Walter:

> Thanks for the kind words. Not everyone thinks that way
> 
> http://www.reddit.com/r/programming/comments/gacna/bye_bye_nullpointerexceptions/c1m3r7n
> 
> :-)

I didn't see that thread, thank you for the link. Some of your answers shown in 
that Reddit page were really wrong (like that "null pointer exception is 
reinvented"), I hope you know better now.

About the notnulls topic, I have expressed my point of view some times, I think 
a notnull suffix syntax for pointers/object references, plus a bit of type 
state semantics are able to avoid most problems caused by nulls.

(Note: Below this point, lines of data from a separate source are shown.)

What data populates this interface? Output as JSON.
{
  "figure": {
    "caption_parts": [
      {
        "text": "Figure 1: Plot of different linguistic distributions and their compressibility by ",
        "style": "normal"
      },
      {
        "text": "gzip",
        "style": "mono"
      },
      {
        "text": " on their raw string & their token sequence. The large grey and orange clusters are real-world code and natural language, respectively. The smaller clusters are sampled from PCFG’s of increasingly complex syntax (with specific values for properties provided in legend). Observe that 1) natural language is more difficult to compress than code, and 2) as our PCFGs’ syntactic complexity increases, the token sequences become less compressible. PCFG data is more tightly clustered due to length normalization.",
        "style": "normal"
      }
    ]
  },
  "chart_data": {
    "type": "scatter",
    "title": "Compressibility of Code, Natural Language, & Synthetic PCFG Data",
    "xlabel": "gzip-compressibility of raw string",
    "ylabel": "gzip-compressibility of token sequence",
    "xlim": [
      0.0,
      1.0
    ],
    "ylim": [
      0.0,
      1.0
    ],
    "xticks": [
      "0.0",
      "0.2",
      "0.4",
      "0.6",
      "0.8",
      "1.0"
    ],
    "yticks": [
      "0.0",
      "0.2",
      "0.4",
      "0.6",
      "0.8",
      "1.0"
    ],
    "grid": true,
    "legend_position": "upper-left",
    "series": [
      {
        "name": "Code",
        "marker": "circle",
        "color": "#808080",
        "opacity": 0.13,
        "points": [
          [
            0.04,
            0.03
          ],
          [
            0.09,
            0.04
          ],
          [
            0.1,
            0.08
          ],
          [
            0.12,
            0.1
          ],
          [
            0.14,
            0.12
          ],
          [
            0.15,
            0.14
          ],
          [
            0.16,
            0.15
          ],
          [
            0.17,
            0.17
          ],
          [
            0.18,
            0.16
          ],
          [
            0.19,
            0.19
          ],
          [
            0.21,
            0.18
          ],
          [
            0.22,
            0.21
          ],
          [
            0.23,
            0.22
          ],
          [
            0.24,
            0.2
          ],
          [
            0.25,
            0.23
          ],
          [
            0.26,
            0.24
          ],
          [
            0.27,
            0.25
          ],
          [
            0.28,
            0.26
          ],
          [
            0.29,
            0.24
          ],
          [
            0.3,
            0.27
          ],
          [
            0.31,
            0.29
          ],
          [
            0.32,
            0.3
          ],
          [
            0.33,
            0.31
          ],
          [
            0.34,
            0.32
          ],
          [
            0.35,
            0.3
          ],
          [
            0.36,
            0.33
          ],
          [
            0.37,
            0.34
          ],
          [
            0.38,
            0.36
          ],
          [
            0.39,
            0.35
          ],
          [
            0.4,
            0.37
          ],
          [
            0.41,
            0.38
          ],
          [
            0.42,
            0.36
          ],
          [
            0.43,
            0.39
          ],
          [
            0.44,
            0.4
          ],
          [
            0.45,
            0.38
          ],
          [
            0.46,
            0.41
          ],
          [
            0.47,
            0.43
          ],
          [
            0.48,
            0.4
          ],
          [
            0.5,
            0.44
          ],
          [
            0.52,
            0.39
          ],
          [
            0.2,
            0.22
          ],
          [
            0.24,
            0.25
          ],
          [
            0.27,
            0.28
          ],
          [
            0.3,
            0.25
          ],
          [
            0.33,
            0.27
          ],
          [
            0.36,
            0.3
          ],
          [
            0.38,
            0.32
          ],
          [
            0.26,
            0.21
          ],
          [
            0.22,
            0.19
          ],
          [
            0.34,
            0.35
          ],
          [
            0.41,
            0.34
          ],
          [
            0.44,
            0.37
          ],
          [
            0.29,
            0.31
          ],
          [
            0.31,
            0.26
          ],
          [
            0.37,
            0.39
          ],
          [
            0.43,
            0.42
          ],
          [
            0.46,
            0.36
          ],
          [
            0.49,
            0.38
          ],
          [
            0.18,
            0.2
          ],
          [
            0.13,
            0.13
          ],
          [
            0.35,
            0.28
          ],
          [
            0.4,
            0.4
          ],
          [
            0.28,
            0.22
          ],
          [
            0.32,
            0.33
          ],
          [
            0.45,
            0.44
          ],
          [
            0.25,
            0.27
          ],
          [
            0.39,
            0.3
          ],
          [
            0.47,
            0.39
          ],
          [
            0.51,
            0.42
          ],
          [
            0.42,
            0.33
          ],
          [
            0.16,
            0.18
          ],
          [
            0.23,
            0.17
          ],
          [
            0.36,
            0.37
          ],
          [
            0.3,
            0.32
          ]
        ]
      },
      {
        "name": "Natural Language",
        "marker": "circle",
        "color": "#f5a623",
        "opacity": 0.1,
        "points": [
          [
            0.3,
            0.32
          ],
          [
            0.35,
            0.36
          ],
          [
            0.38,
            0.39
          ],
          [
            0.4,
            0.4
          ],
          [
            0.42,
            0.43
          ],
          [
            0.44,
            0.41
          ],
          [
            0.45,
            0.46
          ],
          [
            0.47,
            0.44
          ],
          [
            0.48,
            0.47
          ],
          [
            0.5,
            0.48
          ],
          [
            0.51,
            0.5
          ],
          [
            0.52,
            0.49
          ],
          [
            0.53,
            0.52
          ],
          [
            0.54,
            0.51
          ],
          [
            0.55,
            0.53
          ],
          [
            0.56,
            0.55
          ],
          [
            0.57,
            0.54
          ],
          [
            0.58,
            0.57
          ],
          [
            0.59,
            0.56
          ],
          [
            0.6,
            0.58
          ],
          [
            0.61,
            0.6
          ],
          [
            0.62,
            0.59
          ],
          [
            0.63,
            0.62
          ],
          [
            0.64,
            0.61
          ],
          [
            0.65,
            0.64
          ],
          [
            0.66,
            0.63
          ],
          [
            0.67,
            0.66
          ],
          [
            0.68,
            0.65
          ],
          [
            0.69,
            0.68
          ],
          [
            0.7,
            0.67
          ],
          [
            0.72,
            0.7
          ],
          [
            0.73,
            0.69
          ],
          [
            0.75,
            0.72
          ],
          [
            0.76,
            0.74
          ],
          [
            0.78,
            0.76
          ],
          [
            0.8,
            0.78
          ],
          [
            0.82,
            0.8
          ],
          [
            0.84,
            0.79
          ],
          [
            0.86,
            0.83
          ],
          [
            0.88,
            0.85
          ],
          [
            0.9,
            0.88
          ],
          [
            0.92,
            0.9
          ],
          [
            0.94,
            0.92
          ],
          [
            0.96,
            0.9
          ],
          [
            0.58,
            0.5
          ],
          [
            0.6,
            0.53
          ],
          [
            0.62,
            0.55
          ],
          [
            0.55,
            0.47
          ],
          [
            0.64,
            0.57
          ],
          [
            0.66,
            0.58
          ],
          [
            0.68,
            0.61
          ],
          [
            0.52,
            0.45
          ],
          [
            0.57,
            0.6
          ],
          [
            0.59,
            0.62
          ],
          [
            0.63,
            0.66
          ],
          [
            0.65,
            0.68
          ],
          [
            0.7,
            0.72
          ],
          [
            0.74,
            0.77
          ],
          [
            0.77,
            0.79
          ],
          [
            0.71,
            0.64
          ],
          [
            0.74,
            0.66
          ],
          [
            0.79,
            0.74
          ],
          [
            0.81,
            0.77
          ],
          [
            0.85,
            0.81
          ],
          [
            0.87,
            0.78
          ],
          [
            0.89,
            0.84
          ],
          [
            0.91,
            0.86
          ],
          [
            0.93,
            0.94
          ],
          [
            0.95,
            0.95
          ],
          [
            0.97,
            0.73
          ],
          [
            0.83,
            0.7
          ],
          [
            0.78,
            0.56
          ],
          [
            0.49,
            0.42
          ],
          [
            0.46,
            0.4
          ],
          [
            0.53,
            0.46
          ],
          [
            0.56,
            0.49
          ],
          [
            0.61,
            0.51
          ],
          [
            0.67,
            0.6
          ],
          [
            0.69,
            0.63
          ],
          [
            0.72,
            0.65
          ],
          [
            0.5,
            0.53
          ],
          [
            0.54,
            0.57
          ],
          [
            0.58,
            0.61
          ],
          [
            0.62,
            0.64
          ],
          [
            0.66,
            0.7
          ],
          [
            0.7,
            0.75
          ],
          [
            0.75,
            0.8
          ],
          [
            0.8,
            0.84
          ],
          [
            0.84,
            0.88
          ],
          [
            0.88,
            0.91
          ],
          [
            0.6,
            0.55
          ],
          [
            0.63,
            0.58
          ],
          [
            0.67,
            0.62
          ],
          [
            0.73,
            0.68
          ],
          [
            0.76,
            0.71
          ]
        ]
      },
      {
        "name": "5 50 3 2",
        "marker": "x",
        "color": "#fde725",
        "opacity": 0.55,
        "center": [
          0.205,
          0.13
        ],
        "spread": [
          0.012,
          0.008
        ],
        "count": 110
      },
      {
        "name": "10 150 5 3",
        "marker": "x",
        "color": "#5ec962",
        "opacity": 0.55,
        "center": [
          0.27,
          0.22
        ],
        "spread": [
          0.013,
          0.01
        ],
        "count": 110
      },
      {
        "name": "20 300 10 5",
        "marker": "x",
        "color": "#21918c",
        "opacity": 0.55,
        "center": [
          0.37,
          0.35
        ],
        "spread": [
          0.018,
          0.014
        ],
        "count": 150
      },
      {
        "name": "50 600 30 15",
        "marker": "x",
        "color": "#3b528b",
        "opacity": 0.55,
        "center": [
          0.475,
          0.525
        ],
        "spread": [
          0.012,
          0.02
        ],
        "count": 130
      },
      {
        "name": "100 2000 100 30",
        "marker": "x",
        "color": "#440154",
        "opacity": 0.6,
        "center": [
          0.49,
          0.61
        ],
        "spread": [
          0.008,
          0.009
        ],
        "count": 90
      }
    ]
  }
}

Regarding your "dynamite general case solution", that probably Andrei too was 
referring with "working on a @disable property that will allow non-null types 
to be implemented as a library-defined type constructor." I remember some 
people in this newsgroup appreciating the idea, but I didn't understand it 
much. Null-derived bugs are indeed only one special case of bugs that are 
avoided in languages like Haskell, and by good typestate-based languages, so a 
more general solution for them all will be good. But on the other hand there is 
the risk of over-generalization: null-caused bugs are the most common in that 
class of related bugs, so maybe a solution that's focused only on null-related 
bugs can be better and simpler, both syntax-wise and regarding how much handy 
it is to use *everywhere* (because you want to use it everywhere in OOP 
programs and even on programs that use pointers. My suggestion was about 
notnullable raw pointers too). So I will wait for a more defined explan!
 ation of this @disable idea, to comment some more.